Within the last year, however, many countries have taken note of Bitcoin’s popularity and have taken varying approaches, choosing to ignore, regulate, or even ban the currency altogether. The United States Internal Revenue Service (IRS) recently Issued a notice explaining how current tax policies should be applied to use of Bitcoin. Essentially, since Bitcoin is not considered “legal tender,” in any jurisdiction it will not be viewed as a currency, but rather as property such as stocks and shares. Consequently, the capital gains tax will apply if Bitcoins are sold at an increased value. Those who receive Bitcoin as payment for goods and services, as well as miners who receive compensation for use of their computing power, will be subject to income tax. The IRS characterized virtual currency in this way:
“Virtual currency is a digital representation of value that functions as a medium of exchange, a unit of account, and/or a store of value. In some environments, it operates like ‘real’ currency — i.e., the coin and paper money of the United States or of any other country that is designated as legal tender, circulates, and is customarily used and accepted as a medium of exchange in the country of issuance — but it does not have legal tender status in any jurisdiction.”
Other countries, such as canada and Australia, have followed a similar path of regulation and taxation. Some countries, however, especially in Latin America and Asia, have taken a more suspicious stance, issuing strong warnings and laying the groundwork for future regulation or or prohibition. Europe has been largely permissive with Germany having the most positive stance. In contrast, China has had barred financial institutions from carrying out Bitcoin transactions.

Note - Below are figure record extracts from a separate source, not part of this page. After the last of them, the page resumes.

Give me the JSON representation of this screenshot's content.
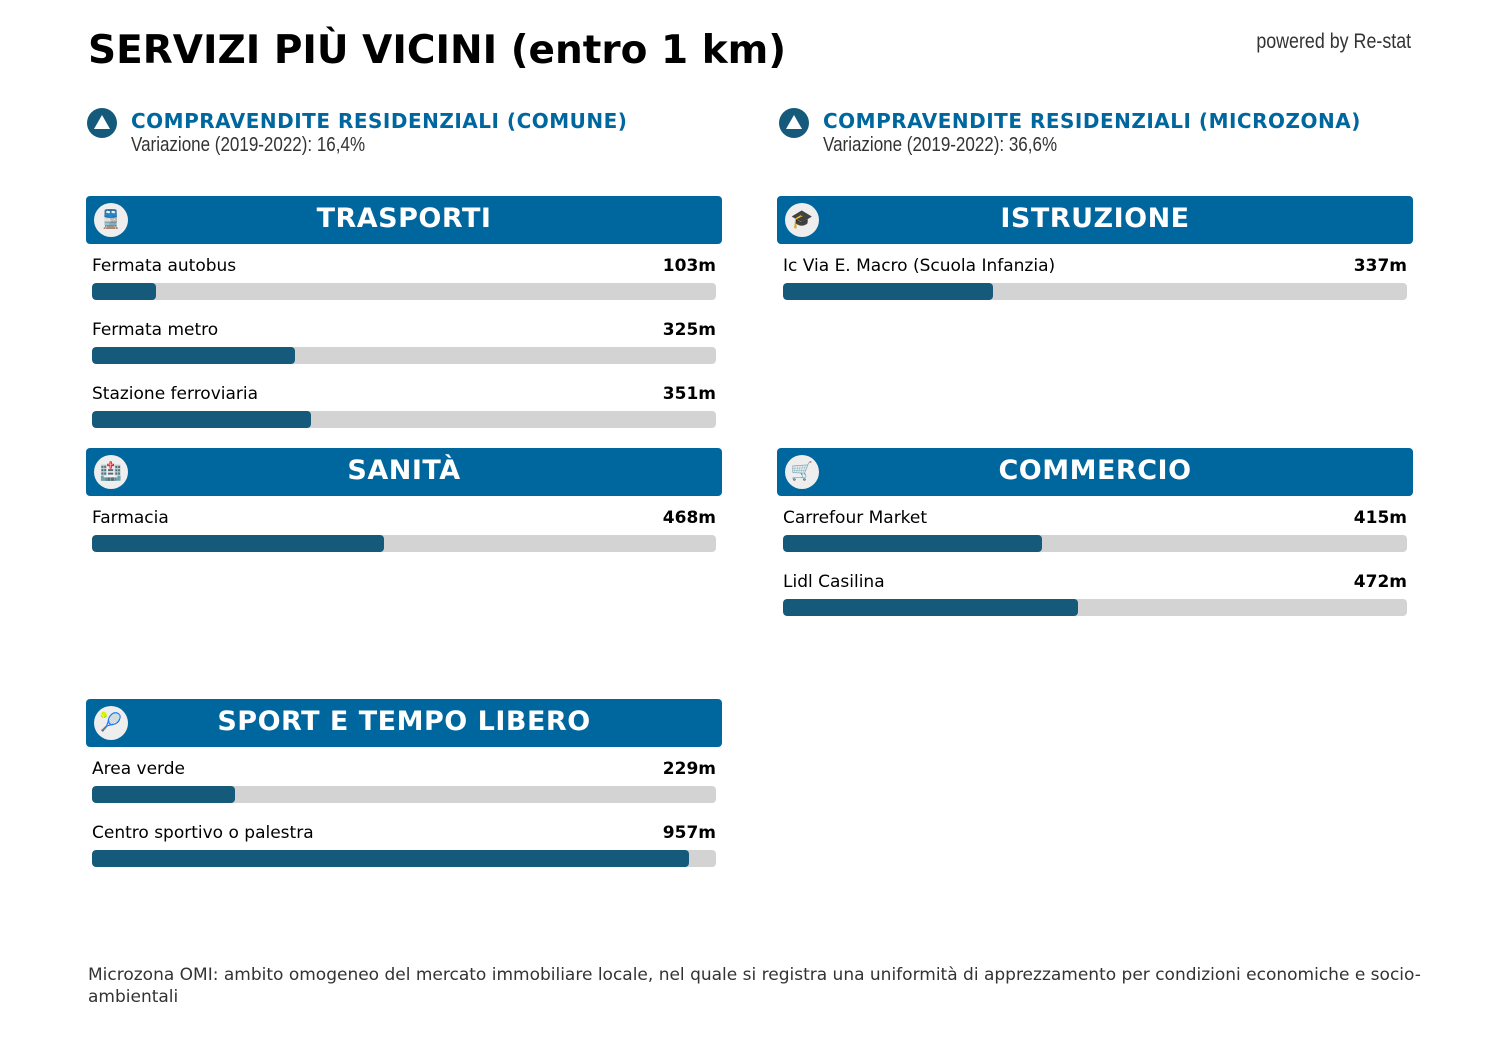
{
  "title": "SERVIZI PIÙ VICINI (entro 1 km)",
  "powered": "powered by Re-stat",
  "kpis": [
    {
      "title": "COMPRAVENDITE RESIDENZIALI (COMUNE)",
      "value": "Variazione (2019-2022): 16,4%",
      "icon": "triangle-up-icon"
    },
    {
      "title": "COMPRAVENDITE RESIDENZIALI (MICROZONA)",
      "value": "Variazione (2019-2022): 36,6%",
      "icon": "triangle-up-icon"
    }
  ],
  "sections": [
    {
      "title": "TRASPORTI",
      "icon": "train-icon",
      "items": [
        {
          "label": "Fermata autobus",
          "value": "103m",
          "meters": 103
        },
        {
          "label": "Fermata metro",
          "value": "325m",
          "meters": 325
        },
        {
          "label": "Stazione ferroviaria",
          "value": "351m",
          "meters": 351
        }
      ]
    },
    {
      "title": "ISTRUZIONE",
      "icon": "student-icon",
      "items": [
        {
          "label": "Ic Via E. Macro (Scuola Infanzia)",
          "value": "337m",
          "meters": 337
        }
      ]
    },
    {
      "title": "SANITÀ",
      "icon": "hospital-icon",
      "items": [
        {
          "label": "Farmacia",
          "value": "468m",
          "meters": 468
        }
      ]
    },
    {
      "title": "COMMERCIO",
      "icon": "cart-icon",
      "items": [
        {
          "label": "Carrefour Market",
          "value": "415m",
          "meters": 415
        },
        {
          "label": "Lidl Casilina",
          "value": "472m",
          "meters": 472
        }
      ]
    },
    {
      "title": "SPORT E TEMPO LIBERO",
      "icon": "tennis-racket-icon",
      "items": [
        {
          "label": "Area verde",
          "value": "229m",
          "meters": 229
        },
        {
          "label": "Centro sportivo o palestra",
          "value": "957m",
          "meters": 957
        }
      ]
    }
  ],
  "bar_max_meters": 1000,
  "footer": "Microzona OMI: ambito omogeneo del mercato immobiliare locale, nel quale si registra una uniformità di apprezzamento per condizioni economiche e socio-ambientali",
  "colors": {
    "header": "#00679e",
    "fill": "#155a7a",
    "track": "#d3d3d3"
  }
}
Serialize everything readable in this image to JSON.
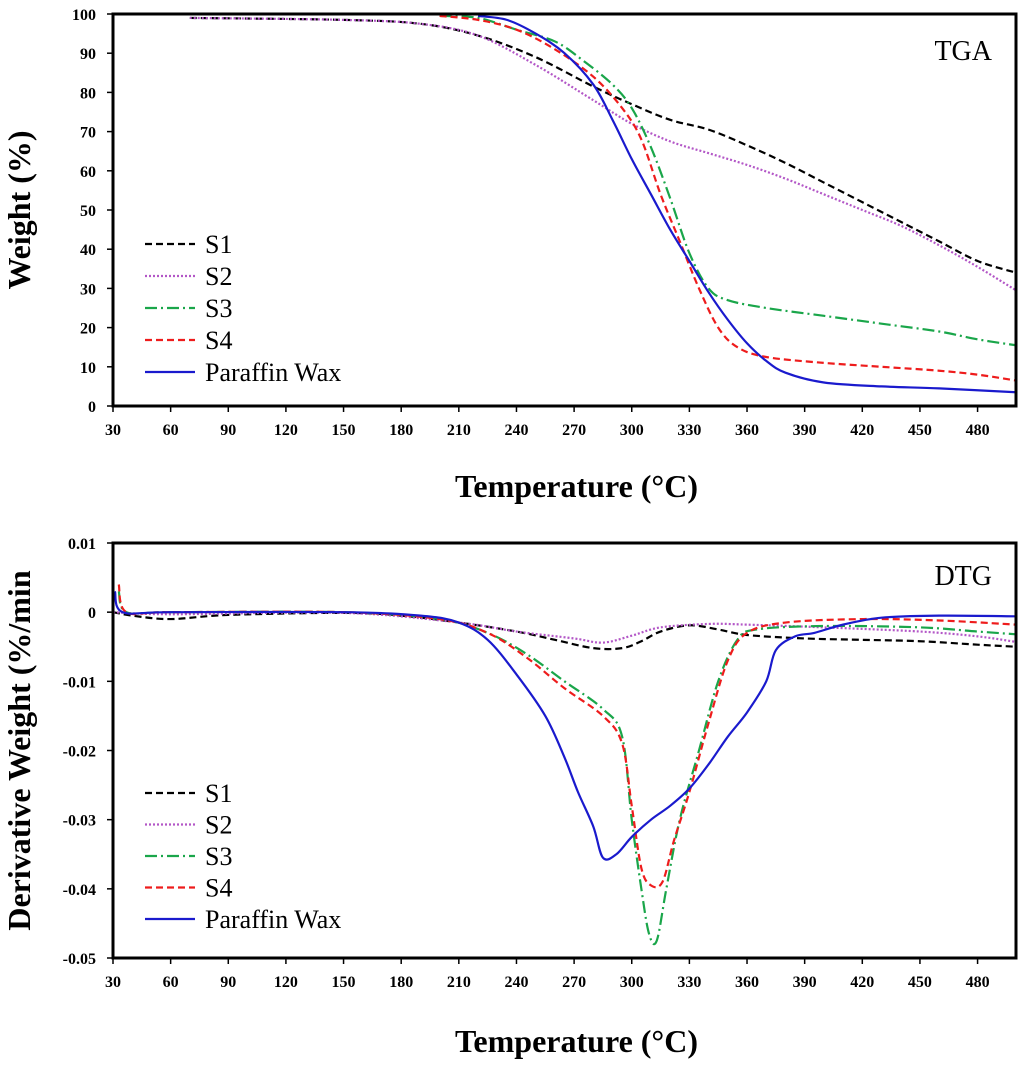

Finally, the most hostile country toward Bitcoin is Iceland, which has made all Bitcoin transactions illegal. Many have hypothesized that digital currencies could lead to a global monetary decentralization, taking power away from governments. Al Gore even said that, “Regulation of money supply needs to be depoliticized…. especially as it applies to virtual currencies.” The problem is that governments often view digital currencies as a threat to their future stability and security. After all, a government’s function largely relies on its ability to levy taxes. A decentralized and largely opaque system such as Bitcoin would make financial transactions more difficult to monitor and tax. It remains to be seen, however, how successful governments will be in enforcing tax laws on virtual currency transactions when there is no reliable way to audit them.